The excitement turns electric as craggy, island-sized slabs of striated rock strangle the Chattahoochee River into a maze of roaring chutes, and the raft surges forward as if someone buried the throttle. The nose drops into a rollercoaster of churning waves; whoops erupt as spray flies over the bow. My two teenage kids and I paddle hard as our guide expertly rudders through a bouldery, slightly banked channel that brings a machine gun of multi-foot dips and leaps that threaten to teeterboard us all into the water.

The bifurcation rejoins the river moments later, and the flow downshifts to a chorus of cheers and laughter. The lull lets me appreciate the densely wooded banks and upper story of a historic brick mill building. We steer toward a massive stone bottleneck and stairwell-esque suite of whitewater, and it’s hard to believe I’m passing through the heart of a 206,000-person city.

This is the opening section of Columbus, Georgia’s RushSouth Whitewater Park. The 2.5-mile, fall-line-fueled urban paddling course is the largest of its kind on the planet and crashes through a hit parade of about sixteen natural and human-augmented rapids—including the world’s biggest wave feature, which creates an oceanlike swell that lets you surf against the current. It concludes at a beautiful riverfront park in the historic downtown with a viewing platform, upscale food court, dedicated outfitter, and learning center. The dam-controlled span flows at lower, family-friendly volumes in the morning, while afternoons bring a prograde ruckus of 13,000 cubic feet per second.

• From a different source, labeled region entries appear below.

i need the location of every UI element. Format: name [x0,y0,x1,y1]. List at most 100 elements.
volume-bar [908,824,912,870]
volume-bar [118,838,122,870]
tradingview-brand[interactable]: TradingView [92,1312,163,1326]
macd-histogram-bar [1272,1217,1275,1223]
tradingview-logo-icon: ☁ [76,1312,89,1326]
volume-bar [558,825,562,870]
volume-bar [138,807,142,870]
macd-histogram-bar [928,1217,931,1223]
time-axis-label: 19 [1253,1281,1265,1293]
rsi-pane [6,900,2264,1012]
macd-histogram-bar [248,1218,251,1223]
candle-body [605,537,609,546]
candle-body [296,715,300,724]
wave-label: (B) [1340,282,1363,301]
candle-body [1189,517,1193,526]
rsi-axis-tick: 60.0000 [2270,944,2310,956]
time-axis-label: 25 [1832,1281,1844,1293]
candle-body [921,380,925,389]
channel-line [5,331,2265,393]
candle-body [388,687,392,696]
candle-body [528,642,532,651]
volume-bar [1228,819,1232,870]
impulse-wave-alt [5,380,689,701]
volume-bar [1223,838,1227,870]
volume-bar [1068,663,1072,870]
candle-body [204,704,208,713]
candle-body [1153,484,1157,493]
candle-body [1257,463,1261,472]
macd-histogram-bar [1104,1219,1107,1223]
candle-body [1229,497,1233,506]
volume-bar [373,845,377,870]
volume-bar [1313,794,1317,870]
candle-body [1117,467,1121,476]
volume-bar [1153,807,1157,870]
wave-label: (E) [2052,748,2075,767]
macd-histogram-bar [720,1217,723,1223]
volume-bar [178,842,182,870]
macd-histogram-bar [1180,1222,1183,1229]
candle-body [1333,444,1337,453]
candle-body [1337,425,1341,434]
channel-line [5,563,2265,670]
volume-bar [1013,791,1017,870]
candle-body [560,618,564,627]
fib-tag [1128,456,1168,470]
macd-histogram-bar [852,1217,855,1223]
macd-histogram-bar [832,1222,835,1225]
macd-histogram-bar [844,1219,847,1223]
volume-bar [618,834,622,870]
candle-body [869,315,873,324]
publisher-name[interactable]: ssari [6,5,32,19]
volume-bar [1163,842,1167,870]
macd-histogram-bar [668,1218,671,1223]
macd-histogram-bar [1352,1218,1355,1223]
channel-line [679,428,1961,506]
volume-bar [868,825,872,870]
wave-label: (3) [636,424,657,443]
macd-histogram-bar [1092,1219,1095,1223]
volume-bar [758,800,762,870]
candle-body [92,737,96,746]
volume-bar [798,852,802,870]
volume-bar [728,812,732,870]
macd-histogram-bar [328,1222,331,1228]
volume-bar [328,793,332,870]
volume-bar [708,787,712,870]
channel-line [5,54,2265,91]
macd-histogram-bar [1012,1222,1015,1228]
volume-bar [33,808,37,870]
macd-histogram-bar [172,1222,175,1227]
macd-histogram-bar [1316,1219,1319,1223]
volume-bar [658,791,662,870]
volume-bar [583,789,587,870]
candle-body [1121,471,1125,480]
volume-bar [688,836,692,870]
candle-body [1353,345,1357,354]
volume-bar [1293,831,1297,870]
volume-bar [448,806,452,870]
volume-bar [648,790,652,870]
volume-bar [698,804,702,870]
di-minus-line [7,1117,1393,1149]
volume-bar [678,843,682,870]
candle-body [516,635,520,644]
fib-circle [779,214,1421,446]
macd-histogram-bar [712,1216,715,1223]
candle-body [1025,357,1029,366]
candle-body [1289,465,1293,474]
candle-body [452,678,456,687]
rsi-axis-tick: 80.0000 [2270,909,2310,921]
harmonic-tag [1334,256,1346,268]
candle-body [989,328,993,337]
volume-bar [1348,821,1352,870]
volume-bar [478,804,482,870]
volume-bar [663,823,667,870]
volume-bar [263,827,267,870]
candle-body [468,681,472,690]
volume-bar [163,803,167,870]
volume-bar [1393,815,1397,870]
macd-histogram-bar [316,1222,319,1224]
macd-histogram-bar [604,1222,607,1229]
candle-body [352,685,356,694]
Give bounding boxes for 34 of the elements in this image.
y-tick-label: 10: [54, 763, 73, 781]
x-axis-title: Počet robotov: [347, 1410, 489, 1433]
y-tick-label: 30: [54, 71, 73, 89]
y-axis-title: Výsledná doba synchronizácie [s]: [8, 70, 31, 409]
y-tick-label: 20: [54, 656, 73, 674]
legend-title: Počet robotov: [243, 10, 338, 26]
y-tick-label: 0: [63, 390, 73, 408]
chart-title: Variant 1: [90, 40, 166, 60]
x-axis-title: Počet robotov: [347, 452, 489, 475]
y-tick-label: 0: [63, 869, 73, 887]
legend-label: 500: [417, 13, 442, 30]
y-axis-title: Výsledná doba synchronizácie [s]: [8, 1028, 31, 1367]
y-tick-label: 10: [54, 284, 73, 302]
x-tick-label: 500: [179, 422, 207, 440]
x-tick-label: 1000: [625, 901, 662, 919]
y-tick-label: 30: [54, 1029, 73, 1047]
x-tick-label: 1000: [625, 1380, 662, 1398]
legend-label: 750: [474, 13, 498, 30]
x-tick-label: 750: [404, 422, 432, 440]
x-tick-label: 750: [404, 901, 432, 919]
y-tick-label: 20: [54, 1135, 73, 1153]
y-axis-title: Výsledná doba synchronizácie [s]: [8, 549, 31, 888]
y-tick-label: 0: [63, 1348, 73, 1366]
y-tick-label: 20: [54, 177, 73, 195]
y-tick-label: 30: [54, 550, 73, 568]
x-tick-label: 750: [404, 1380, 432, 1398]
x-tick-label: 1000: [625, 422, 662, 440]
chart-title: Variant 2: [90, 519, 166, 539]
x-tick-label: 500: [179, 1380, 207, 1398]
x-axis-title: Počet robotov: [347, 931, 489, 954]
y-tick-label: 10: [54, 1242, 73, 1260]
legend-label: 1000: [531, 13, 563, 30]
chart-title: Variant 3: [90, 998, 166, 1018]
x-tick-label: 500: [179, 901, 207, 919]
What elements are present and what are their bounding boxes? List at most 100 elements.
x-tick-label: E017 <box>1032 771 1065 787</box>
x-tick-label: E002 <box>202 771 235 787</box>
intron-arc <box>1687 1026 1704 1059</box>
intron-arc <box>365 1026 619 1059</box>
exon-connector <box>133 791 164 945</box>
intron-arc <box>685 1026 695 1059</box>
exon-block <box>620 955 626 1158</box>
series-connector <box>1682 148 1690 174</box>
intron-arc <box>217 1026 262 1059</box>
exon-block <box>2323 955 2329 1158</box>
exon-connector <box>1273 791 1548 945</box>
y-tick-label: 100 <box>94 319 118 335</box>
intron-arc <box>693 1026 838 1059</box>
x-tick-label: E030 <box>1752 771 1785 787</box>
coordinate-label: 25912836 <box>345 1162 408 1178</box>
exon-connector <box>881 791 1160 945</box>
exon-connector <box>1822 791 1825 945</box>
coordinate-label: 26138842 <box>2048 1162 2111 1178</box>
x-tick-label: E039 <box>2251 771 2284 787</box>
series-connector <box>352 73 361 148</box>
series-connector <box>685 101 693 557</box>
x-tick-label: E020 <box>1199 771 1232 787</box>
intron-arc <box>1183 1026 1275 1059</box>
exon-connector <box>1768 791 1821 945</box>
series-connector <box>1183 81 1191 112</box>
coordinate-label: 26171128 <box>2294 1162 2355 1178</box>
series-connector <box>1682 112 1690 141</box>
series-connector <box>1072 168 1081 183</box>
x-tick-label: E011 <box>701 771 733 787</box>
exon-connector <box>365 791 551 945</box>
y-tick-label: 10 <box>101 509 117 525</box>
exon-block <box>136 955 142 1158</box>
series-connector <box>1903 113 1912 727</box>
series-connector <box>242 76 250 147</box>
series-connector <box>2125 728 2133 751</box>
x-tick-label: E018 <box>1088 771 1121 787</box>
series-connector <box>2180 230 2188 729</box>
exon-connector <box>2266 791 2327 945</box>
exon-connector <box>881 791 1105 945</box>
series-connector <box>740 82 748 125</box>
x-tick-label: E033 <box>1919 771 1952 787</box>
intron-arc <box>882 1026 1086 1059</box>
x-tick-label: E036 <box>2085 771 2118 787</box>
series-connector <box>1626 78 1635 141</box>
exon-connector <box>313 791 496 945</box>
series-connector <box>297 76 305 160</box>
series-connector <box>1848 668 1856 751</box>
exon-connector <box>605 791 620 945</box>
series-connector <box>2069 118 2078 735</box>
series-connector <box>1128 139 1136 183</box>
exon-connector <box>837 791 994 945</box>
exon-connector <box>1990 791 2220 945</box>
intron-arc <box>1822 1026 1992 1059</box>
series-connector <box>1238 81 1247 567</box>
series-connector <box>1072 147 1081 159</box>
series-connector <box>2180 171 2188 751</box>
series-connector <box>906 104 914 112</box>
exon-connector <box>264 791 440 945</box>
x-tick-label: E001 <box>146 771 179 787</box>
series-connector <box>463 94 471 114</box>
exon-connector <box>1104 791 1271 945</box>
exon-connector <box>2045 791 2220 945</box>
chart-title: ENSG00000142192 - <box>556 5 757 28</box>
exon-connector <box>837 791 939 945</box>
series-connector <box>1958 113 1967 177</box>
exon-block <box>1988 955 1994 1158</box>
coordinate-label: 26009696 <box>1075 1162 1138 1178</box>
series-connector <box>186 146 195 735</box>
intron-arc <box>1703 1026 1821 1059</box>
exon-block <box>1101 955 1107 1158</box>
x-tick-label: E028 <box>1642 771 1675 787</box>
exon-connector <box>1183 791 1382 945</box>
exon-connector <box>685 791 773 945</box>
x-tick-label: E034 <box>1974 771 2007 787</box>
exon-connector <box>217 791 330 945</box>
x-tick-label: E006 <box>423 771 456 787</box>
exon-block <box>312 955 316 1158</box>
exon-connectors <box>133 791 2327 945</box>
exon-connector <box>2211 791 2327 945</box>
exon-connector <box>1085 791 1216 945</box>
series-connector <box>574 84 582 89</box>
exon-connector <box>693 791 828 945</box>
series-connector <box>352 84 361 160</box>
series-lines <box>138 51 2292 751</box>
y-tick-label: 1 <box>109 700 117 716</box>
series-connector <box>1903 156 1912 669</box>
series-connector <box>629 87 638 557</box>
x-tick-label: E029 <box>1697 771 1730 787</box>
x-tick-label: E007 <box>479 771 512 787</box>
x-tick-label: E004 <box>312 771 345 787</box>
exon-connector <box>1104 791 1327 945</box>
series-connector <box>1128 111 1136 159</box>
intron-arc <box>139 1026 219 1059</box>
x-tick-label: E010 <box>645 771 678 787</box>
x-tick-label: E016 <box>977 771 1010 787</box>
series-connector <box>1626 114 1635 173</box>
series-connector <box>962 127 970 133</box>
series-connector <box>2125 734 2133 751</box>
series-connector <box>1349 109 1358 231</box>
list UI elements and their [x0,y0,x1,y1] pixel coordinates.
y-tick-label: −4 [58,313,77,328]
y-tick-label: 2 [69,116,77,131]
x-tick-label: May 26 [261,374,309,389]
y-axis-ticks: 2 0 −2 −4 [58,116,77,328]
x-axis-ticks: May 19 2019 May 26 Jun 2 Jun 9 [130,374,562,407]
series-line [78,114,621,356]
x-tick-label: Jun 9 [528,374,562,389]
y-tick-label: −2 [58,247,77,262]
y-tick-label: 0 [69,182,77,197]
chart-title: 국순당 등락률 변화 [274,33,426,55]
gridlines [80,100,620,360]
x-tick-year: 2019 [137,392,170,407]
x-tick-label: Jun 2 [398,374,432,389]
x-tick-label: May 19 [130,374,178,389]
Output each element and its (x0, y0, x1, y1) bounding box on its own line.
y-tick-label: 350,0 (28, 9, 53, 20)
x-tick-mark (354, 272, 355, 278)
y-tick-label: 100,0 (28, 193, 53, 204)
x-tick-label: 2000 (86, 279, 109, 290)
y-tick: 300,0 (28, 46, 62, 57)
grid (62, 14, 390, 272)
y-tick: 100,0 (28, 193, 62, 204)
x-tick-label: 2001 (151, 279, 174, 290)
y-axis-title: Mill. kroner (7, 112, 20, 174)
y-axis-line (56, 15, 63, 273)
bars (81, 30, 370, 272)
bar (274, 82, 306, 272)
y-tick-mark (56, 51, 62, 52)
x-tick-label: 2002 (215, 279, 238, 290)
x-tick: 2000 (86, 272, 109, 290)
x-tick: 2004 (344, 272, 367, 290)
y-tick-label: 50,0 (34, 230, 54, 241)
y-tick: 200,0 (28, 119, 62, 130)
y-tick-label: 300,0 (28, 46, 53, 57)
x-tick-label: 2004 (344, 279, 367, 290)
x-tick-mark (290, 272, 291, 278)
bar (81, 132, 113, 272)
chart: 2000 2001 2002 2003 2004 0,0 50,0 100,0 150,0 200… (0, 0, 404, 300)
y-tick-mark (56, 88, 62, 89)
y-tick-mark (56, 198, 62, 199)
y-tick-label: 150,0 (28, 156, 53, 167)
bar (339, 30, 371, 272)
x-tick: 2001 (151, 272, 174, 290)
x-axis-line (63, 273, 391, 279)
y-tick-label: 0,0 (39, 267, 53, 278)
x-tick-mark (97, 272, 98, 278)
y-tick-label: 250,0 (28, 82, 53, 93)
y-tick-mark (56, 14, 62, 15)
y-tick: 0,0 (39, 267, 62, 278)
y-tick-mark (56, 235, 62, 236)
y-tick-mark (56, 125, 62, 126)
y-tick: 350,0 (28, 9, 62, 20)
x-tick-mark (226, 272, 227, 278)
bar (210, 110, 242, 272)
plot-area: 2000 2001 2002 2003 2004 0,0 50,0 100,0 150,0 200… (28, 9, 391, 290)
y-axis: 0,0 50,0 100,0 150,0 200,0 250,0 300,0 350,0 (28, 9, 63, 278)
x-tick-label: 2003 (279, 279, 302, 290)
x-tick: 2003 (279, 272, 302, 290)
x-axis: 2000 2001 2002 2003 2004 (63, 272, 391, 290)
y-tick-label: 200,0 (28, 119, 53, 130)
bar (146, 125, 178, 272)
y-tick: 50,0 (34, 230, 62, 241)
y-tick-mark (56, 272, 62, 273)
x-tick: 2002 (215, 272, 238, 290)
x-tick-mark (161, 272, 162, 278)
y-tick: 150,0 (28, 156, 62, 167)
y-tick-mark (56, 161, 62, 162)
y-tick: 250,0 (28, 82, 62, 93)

RushSouth attracts about 50,000 adventure travelers a year, and elite-level kayakers call it a freestyle Shangri-La. “Columbus is a guiding light for what’s possible,” says Terry Best, freestyle committee chairman of the International Canoe Federation. The organization crowned the municipality its first ICF Freestyle Center of Excellence in August 2025 and tapped it to host both the 2028 Freestyle World Cup and 2029 World Championships. The designation is part of a new program that aims to develop an official international competitive circuit and introduce more people to the sport.
“This announcement was at least ten years in the making,” Best says. While 2024 Summer Olympics host city Paris, France, was a formidable frontrunner, Columbus boasted an unparalleled culture of support. Most notable was a track record of unstinted philanthropic backing. The city is the arguable birthplace of Coca-Cola, and various shareholder-descendants of former company principles still call it home. Aflac insurance company is also headquartered there.
Both corporations “have never hesitated to lend financial support to projects that elevate the city’s brand and boost quality of life for residents,” says Dan Gilbert, who owns RushSouth partner outfitter Whitewater Express. He’s pushed for development around the historic waterfront downtown district since the company’s founding in 1980, and was instrumental in securing the ICF designation.
“The Chattahoochee offered great kayaking and rafting below the dam at Lake Oliver to begin with,” Gilbert says. Proximity to an international airport in Atlanta and comparatively warm water temperatures made the stretch a favorite of Mid-Atlantic and Northeast whitewater hounds. The installation of a twenty-two-mile linear riverfront park and boardwalk in 1992 helped spark a downtown renaissance that filled historic warehouses, mills, and office buildings with restaurants, lofts, shops, art galleries, bars, and stay spots. That and more than $42 million in public-private investment in RushSouth has transformed Columbus into an international bucket list destination and breeding ground for world-class pros like current Team USA standout and part-time Whitewater Express instructor Mason Hargrove.
“We were already getting A-list professionals and enthusiasts coming from all over Canada, Europe, and the U.S.,” Gilbert says. The ICF announcement has brought a major uptick, and “we anticipate those numbers will continue to grow as we approach championship events in 2028 and 2029.”
But white-knucklers aren’t the only ones benefitting from the accolades. Gilbert has partnered with the ICF and local school systems on an ambitious educational initiative that will offer for-credit kayaking classes to high schoolers starting next fall. Whitewater Express will ferry participants to and from RushSouth twice a week, where certified instructors like Hargrove will teach them the ins and outs of paddling. Courses will also feature an event component in which learners plan and help with area festivals and competitions. Gilbert anticipates the program will expand to serve 200 local students a year within a half decade and more regional school systems within ten.
“The idea is to create a blueprint that other cities can adapt to their own unique set of strengths and assets,” Best says. He hopes Columbus’s success will trigger a domino effect that ultimately makes freestyle kayaking an official interscholastic sport and peppers the globe with dozens of equally meritorious sister Centers of Excellence.